Four Girls Dairy engaged SunCommon to install a 72-kW roof-mounted solar system on its main dairy barn, where the milking parlor, feed stall and offices are located.
The project was made possible by a financing program that SunCommon manages with SunWealth, a clean energy investment firm, and a grant from Ben & Jerry’s. Farmers benefit from a fully funded solar installation with no upfront costs. They then reap the rewards of their solar — offsetting almost all of their electricity usage and receiving credits on their utility bills.

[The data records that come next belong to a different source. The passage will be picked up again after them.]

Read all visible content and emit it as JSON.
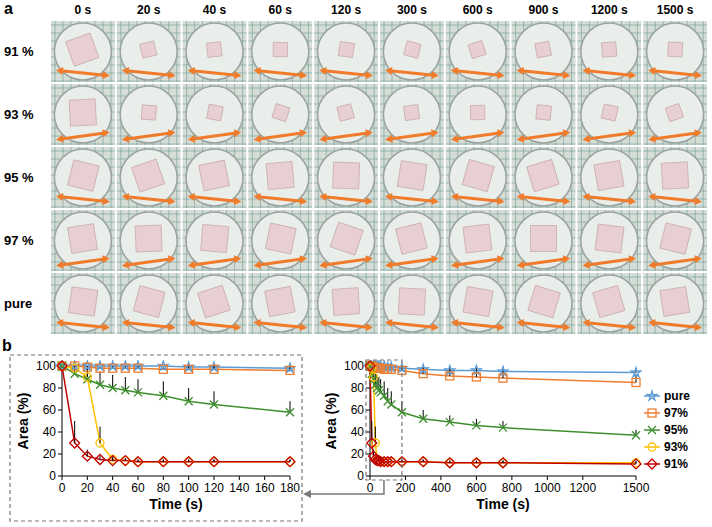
{
  "panel_a": {
    "letter": "a",
    "columns": [
      "0 s",
      "20 s",
      "40 s",
      "60 s",
      "120 s",
      "300 s",
      "600 s",
      "900 s",
      "1200 s",
      "1500 s"
    ],
    "rows": [
      "91 %",
      "93 %",
      "95 %",
      "97 %",
      "pure"
    ]
  },
  "panel_b_letter": "b",
  "chart_data": [
    {
      "type": "line",
      "x_label": "Time (s)",
      "y_label": "Area (%)",
      "x": [
        0,
        10,
        20,
        30,
        40,
        50,
        60,
        80,
        100,
        120,
        180
      ],
      "xlim": [
        0,
        180
      ],
      "xticks": [
        0,
        20,
        40,
        60,
        80,
        100,
        120,
        140,
        160,
        180
      ],
      "ylim": [
        0,
        100
      ],
      "yticks": [
        0,
        20,
        40,
        60,
        80,
        100
      ],
      "series": [
        {
          "color": "#5b9bd5",
          "marker": "star",
          "values": [
            100,
            100,
            100,
            100,
            100,
            100,
            100,
            100,
            99,
            99,
            98
          ],
          "errors": [
            0,
            0,
            0,
            0,
            0,
            0,
            0,
            0,
            1,
            1,
            2
          ]
        },
        {
          "color": "#ed7d31",
          "marker": "square",
          "values": [
            100,
            100,
            99,
            98,
            98,
            98,
            98,
            97,
            97,
            97,
            96
          ],
          "errors": [
            0,
            0,
            1,
            1,
            2,
            2,
            2,
            2,
            3,
            3,
            3
          ]
        },
        {
          "color": "#3f8f2f",
          "marker": "x",
          "values": [
            100,
            93,
            88,
            83,
            80,
            78,
            76,
            73,
            68,
            65,
            58
          ],
          "errors": [
            0,
            7,
            10,
            12,
            12,
            12,
            12,
            13,
            12,
            12,
            10
          ]
        },
        {
          "color": "#ffc000",
          "marker": "circle",
          "values": [
            100,
            98,
            90,
            30,
            15,
            14,
            13,
            13,
            13,
            13,
            13
          ],
          "errors": [
            0,
            2,
            8,
            15,
            3,
            2,
            2,
            2,
            2,
            2,
            2
          ]
        },
        {
          "color": "#c00000",
          "marker": "diamond",
          "values": [
            100,
            30,
            18,
            15,
            14,
            14,
            13,
            13,
            13,
            13,
            13
          ],
          "errors": [
            0,
            20,
            6,
            3,
            2,
            2,
            2,
            2,
            2,
            2,
            2
          ]
        }
      ]
    },
    {
      "type": "line",
      "x_label": "Time (s)",
      "y_label": "Area (%)",
      "legend": "right",
      "x": [
        0,
        10,
        20,
        30,
        40,
        50,
        60,
        80,
        100,
        120,
        180,
        300,
        450,
        600,
        750,
        1500
      ],
      "xlim": [
        0,
        1500
      ],
      "xticks": [
        0,
        200,
        400,
        600,
        800,
        1000,
        1200,
        1500
      ],
      "ylim": [
        0,
        100
      ],
      "yticks": [
        0,
        20,
        40,
        60,
        80,
        100
      ],
      "series": [
        {
          "name": "pure",
          "color": "#5b9bd5",
          "marker": "star",
          "values": [
            100,
            100,
            100,
            100,
            100,
            100,
            100,
            100,
            99,
            99,
            98,
            97,
            96,
            96,
            95,
            94
          ],
          "errors": [
            0,
            0,
            0,
            0,
            0,
            0,
            0,
            0,
            1,
            1,
            2,
            2,
            3,
            3,
            3,
            4
          ]
        },
        {
          "name": "97%",
          "color": "#ed7d31",
          "marker": "square",
          "values": [
            100,
            100,
            99,
            98,
            98,
            98,
            98,
            97,
            97,
            97,
            96,
            93,
            91,
            90,
            89,
            85
          ],
          "errors": [
            0,
            0,
            1,
            1,
            2,
            2,
            2,
            2,
            3,
            3,
            3,
            5,
            6,
            6,
            6,
            7
          ]
        },
        {
          "name": "95%",
          "color": "#3f8f2f",
          "marker": "x",
          "values": [
            100,
            93,
            88,
            83,
            80,
            78,
            76,
            73,
            68,
            65,
            58,
            52,
            49,
            46,
            44,
            37
          ],
          "errors": [
            0,
            7,
            10,
            12,
            12,
            12,
            12,
            13,
            12,
            12,
            10,
            8,
            6,
            6,
            6,
            5
          ]
        },
        {
          "name": "93%",
          "color": "#ffc000",
          "marker": "circle",
          "values": [
            100,
            98,
            90,
            30,
            15,
            14,
            13,
            13,
            13,
            13,
            13,
            13,
            12,
            12,
            12,
            12
          ],
          "errors": [
            0,
            2,
            8,
            15,
            3,
            2,
            2,
            2,
            2,
            2,
            2,
            2,
            2,
            2,
            2,
            2
          ]
        },
        {
          "name": "91%",
          "color": "#c00000",
          "marker": "diamond",
          "values": [
            100,
            30,
            18,
            15,
            14,
            14,
            13,
            13,
            13,
            13,
            13,
            13,
            12,
            12,
            12,
            11
          ],
          "errors": [
            0,
            20,
            6,
            3,
            2,
            2,
            2,
            2,
            2,
            2,
            2,
            2,
            2,
            2,
            2,
            2
          ]
        }
      ]
    }
  ]
}
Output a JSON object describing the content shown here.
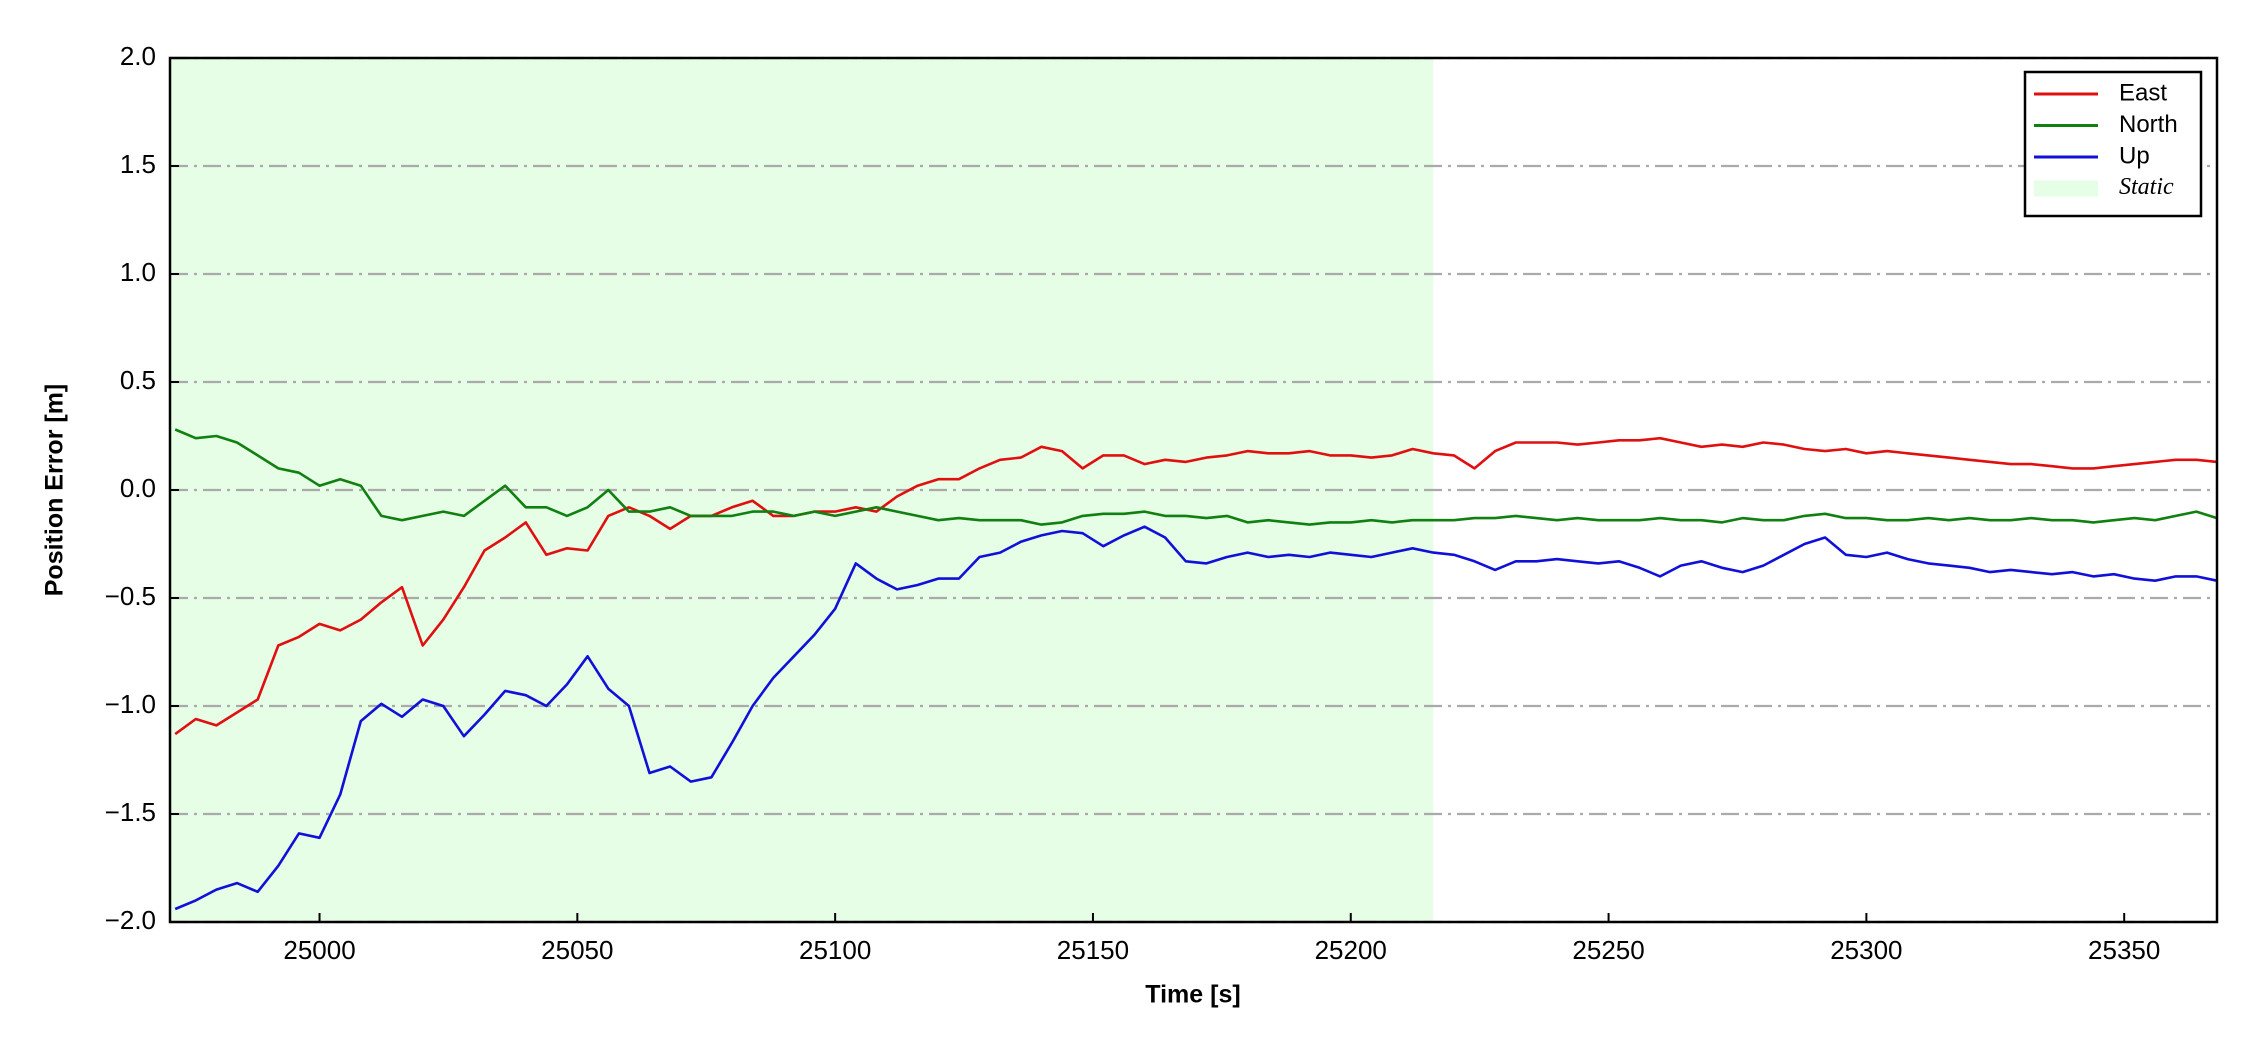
{
  "chart_data": {
    "type": "line",
    "xlabel": "Time [s]",
    "ylabel": "Position Error [m]",
    "xlim": [
      24971,
      25368
    ],
    "ylim": [
      -2.0,
      2.0
    ],
    "xticks": [
      25000,
      25050,
      25100,
      25150,
      25200,
      25250,
      25300,
      25350
    ],
    "yticks": [
      {
        "value": -2.0,
        "label": "−2.0"
      },
      {
        "value": -1.5,
        "label": "−1.5"
      },
      {
        "value": -1.0,
        "label": "−1.0"
      },
      {
        "value": -0.5,
        "label": "−0.5"
      },
      {
        "value": 0.0,
        "label": "0.0"
      },
      {
        "value": 0.5,
        "label": "0.5"
      },
      {
        "value": 1.0,
        "label": "1.0"
      },
      {
        "value": 1.5,
        "label": "1.5"
      },
      {
        "value": 2.0,
        "label": "2.0"
      }
    ],
    "grid": true,
    "legend": "upper right",
    "span": [
      24971,
      25216
    ],
    "span_label": "Static",
    "span_color": "#e6fde6",
    "x": [
      24972,
      24976,
      24980,
      24984,
      24988,
      24992,
      24996,
      25000,
      25004,
      25008,
      25012,
      25016,
      25020,
      25024,
      25028,
      25032,
      25036,
      25040,
      25044,
      25048,
      25052,
      25056,
      25060,
      25064,
      25068,
      25072,
      25076,
      25080,
      25084,
      25088,
      25092,
      25096,
      25100,
      25104,
      25108,
      25112,
      25116,
      25120,
      25124,
      25128,
      25132,
      25136,
      25140,
      25144,
      25148,
      25152,
      25156,
      25160,
      25164,
      25168,
      25172,
      25176,
      25180,
      25184,
      25188,
      25192,
      25196,
      25200,
      25204,
      25208,
      25212,
      25216,
      25220,
      25224,
      25228,
      25232,
      25236,
      25240,
      25244,
      25248,
      25252,
      25256,
      25260,
      25264,
      25268,
      25272,
      25276,
      25280,
      25284,
      25288,
      25292,
      25296,
      25300,
      25304,
      25308,
      25312,
      25316,
      25320,
      25324,
      25328,
      25332,
      25336,
      25340,
      25344,
      25348,
      25352,
      25356,
      25360,
      25364,
      25368
    ],
    "series": [
      {
        "name": "East",
        "color": "#e01010",
        "values": [
          -1.13,
          -1.06,
          -1.09,
          -1.03,
          -0.97,
          -0.72,
          -0.68,
          -0.62,
          -0.65,
          -0.6,
          -0.52,
          -0.45,
          -0.72,
          -0.6,
          -0.45,
          -0.28,
          -0.22,
          -0.15,
          -0.3,
          -0.27,
          -0.28,
          -0.12,
          -0.08,
          -0.12,
          -0.18,
          -0.12,
          -0.12,
          -0.08,
          -0.05,
          -0.12,
          -0.12,
          -0.1,
          -0.1,
          -0.08,
          -0.1,
          -0.03,
          0.02,
          0.05,
          0.05,
          0.1,
          0.14,
          0.15,
          0.2,
          0.18,
          0.1,
          0.16,
          0.16,
          0.12,
          0.14,
          0.13,
          0.15,
          0.16,
          0.18,
          0.17,
          0.17,
          0.18,
          0.16,
          0.16,
          0.15,
          0.16,
          0.19,
          0.17,
          0.16,
          0.1,
          0.18,
          0.22,
          0.22,
          0.22,
          0.21,
          0.22,
          0.23,
          0.23,
          0.24,
          0.22,
          0.2,
          0.21,
          0.2,
          0.22,
          0.21,
          0.19,
          0.18,
          0.19,
          0.17,
          0.18,
          0.17,
          0.16,
          0.15,
          0.14,
          0.13,
          0.12,
          0.12,
          0.11,
          0.1,
          0.1,
          0.11,
          0.12,
          0.13,
          0.14,
          0.14,
          0.13
        ]
      },
      {
        "name": "North",
        "color": "#108010",
        "values": [
          0.28,
          0.24,
          0.25,
          0.22,
          0.16,
          0.1,
          0.08,
          0.02,
          0.05,
          0.02,
          -0.12,
          -0.14,
          -0.12,
          -0.1,
          -0.12,
          -0.05,
          0.02,
          -0.08,
          -0.08,
          -0.12,
          -0.08,
          0,
          -0.1,
          -0.1,
          -0.08,
          -0.12,
          -0.12,
          -0.12,
          -0.1,
          -0.1,
          -0.12,
          -0.1,
          -0.12,
          -0.1,
          -0.08,
          -0.1,
          -0.12,
          -0.14,
          -0.13,
          -0.14,
          -0.14,
          -0.14,
          -0.16,
          -0.15,
          -0.12,
          -0.11,
          -0.11,
          -0.1,
          -0.12,
          -0.12,
          -0.13,
          -0.12,
          -0.15,
          -0.14,
          -0.15,
          -0.16,
          -0.15,
          -0.15,
          -0.14,
          -0.15,
          -0.14,
          -0.14,
          -0.14,
          -0.13,
          -0.13,
          -0.12,
          -0.13,
          -0.14,
          -0.13,
          -0.14,
          -0.14,
          -0.14,
          -0.13,
          -0.14,
          -0.14,
          -0.15,
          -0.13,
          -0.14,
          -0.14,
          -0.12,
          -0.11,
          -0.13,
          -0.13,
          -0.14,
          -0.14,
          -0.13,
          -0.14,
          -0.13,
          -0.14,
          -0.14,
          -0.13,
          -0.14,
          -0.14,
          -0.15,
          -0.14,
          -0.13,
          -0.14,
          -0.12,
          -0.1,
          -0.13
        ]
      },
      {
        "name": "Up",
        "color": "#1010d8",
        "values": [
          -1.94,
          -1.9,
          -1.85,
          -1.82,
          -1.86,
          -1.74,
          -1.59,
          -1.61,
          -1.41,
          -1.07,
          -0.99,
          -1.05,
          -0.97,
          -1.0,
          -1.14,
          -1.04,
          -0.93,
          -0.95,
          -1.0,
          -0.9,
          -0.77,
          -0.92,
          -1.0,
          -1.31,
          -1.28,
          -1.35,
          -1.33,
          -1.17,
          -1.0,
          -0.87,
          -0.77,
          -0.67,
          -0.55,
          -0.34,
          -0.41,
          -0.46,
          -0.44,
          -0.41,
          -0.41,
          -0.31,
          -0.29,
          -0.24,
          -0.21,
          -0.19,
          -0.2,
          -0.26,
          -0.21,
          -0.17,
          -0.22,
          -0.33,
          -0.34,
          -0.31,
          -0.29,
          -0.31,
          -0.3,
          -0.31,
          -0.29,
          -0.3,
          -0.31,
          -0.29,
          -0.27,
          -0.29,
          -0.3,
          -0.33,
          -0.37,
          -0.33,
          -0.33,
          -0.32,
          -0.33,
          -0.34,
          -0.33,
          -0.36,
          -0.4,
          -0.35,
          -0.33,
          -0.36,
          -0.38,
          -0.35,
          -0.3,
          -0.25,
          -0.22,
          -0.3,
          -0.31,
          -0.29,
          -0.32,
          -0.34,
          -0.35,
          -0.36,
          -0.38,
          -0.37,
          -0.38,
          -0.39,
          -0.38,
          -0.4,
          -0.39,
          -0.41,
          -0.42,
          -0.4,
          -0.4,
          -0.42
        ]
      }
    ]
  }
}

“I always wanted to power the farm with renewable energy,” said Peter Rainville, who took over ownership and management of the farm in 2000 when it was passed down by a family member. “I also wanted to do enough to run the entire farm, but it wasn’t feasible. When the opportunity came from Ben & Jerry’s to work with SunCommon, it was possible.”
To date, SunCommon has worked with 75 farmers in Vermont and New York on solar energy projects.